Was bedeutet es für Sie, selbständig zu sein?
Ich war bereits früher selbständig. Es bedeutet für mich in einem ständigen Risiko zu leben, weil man kein regelmäßiges Einkommen hat. Durch das Stipendium wird es deswegen nun viel einfacher. Auf der anderen Seite hat man aber als Selbständige eine große Freiheit in den täglichen Entscheidungen, wie zum Beispiel in der Organisation der Arbeitszeit oder der Wahl der Kooperationspartner, weil man für sich und sein Projekt selbst verantwortlich ist.
Welche Voraussetzungen brachten Sie bei Ihrer Gründung schon mit?
Ich habe bis jetzt noch kein Unternehmen gegründet, aber eine NGO in der Slowakei, in der wir uns schon seit fünf Jahren auf die Organisation von verschiedenen Kulturveranstaltungen konzentrieren (z.B. Creative Mornings Bratislava). Durch mein Studium im Theaterbereich und Film & Media Produktion bin ich es gewohnt, im Team zu arbeiten. Kollaboration und Austauch ist bei cp!s extrem wichtig. Ich denke, dass meine vorherige Arbeit mir damit zum Vorteil wurde.
Tauschen Sie sich auch mit anderen Gründer/innen aus?
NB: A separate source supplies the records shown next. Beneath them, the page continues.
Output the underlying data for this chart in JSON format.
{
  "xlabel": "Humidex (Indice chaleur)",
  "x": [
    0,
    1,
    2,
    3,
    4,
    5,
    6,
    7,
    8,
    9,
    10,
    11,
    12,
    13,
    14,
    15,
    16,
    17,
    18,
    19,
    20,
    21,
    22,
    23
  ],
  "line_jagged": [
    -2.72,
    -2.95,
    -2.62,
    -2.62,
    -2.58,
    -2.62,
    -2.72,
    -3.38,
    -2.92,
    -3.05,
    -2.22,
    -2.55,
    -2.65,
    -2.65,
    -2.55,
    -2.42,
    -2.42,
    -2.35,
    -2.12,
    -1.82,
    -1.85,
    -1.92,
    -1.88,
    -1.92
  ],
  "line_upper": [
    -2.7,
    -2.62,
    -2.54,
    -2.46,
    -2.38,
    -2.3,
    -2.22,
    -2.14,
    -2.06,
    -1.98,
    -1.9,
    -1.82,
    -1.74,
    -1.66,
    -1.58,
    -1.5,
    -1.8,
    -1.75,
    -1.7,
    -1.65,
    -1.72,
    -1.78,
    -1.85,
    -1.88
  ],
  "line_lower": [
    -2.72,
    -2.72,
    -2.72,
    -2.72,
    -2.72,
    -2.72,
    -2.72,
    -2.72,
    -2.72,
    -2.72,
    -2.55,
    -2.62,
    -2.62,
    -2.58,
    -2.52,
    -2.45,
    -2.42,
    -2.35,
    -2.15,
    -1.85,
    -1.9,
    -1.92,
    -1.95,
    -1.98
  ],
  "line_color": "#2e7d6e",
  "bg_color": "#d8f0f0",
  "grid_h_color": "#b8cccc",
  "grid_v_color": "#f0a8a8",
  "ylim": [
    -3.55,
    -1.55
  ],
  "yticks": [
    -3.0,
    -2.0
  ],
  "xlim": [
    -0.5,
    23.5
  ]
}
Bis jetzt haben wir leider nicht so viele Möglichkeiten, uns mit anderen Gründern auszutauschen. Wir sitzen in verschiedenen Gebäuden. Deswegen freue ich mich auf gemeinsame Veranstaltungen. Wir suchen immer nach Kontakten zu jungen Wissenschaftlern (am besten Chemiker), die in unser Team neue Idee und Impulse bringen können.
Welchen Tipp geben Sie anderen Gründer/innen?
Am besten lernt man aus den Fehlern, die man selbst gemacht hat. Ein Problem für uns war, dass es unserem Projekt an einer Struktur gefehlt hat. Grund dafür war vermutlich auch, dass wir aufgrund unserer finanziellen Lage keinen richtigen Arbeitsplatz hatten. Wir möchten uns nun eine gute Struktur erarbeiten und uns greifbare und realistische Ziele setzten.
Ich denke, es ist sehr wichtig, dass man von Leuten und Kollegen umgeben ist, die an das Projekt oder Produkt wirklich glauben. Zudem ist es sehr wichtig, Dinge, die nicht so gut laufen, sofort zu ändern und nicht erst ein halbes Jahr später.
Haben Sie Pläne zur Herstellung weiterer Produkte aus Ihrem entwickelten Material? Was sind Ihre langfristigen Pläne?
Wir bei cp!s haben die Vision, Trendsetter für ansprechende Nachhaltigkeit zu werden. Und das ist schon ganz mutig, denke ich. Brillen sind unser proof-of-concept-Produkt. Daran wollen wir unsere Technologie und unser Kommunikationskonzept testen. Das größte Ziel ist unsere Kollektion auf den Markt zu bringen. Am Anfang möchten wir im Fashion-Bereich bleiben und als nächstes mit der Biokompatibilität von unserem Material arbeiten und z.B. Spielzeuge für Kinder entwickeln. Unser Ziel ist es, neben eigenen Produkten uns selbst und verschiedene Firmen in ökologischen und ökonomischen Thematiken weiter zu bilden. Aber alles ist noch offen und wir freuen uns auf die nächste Zeit.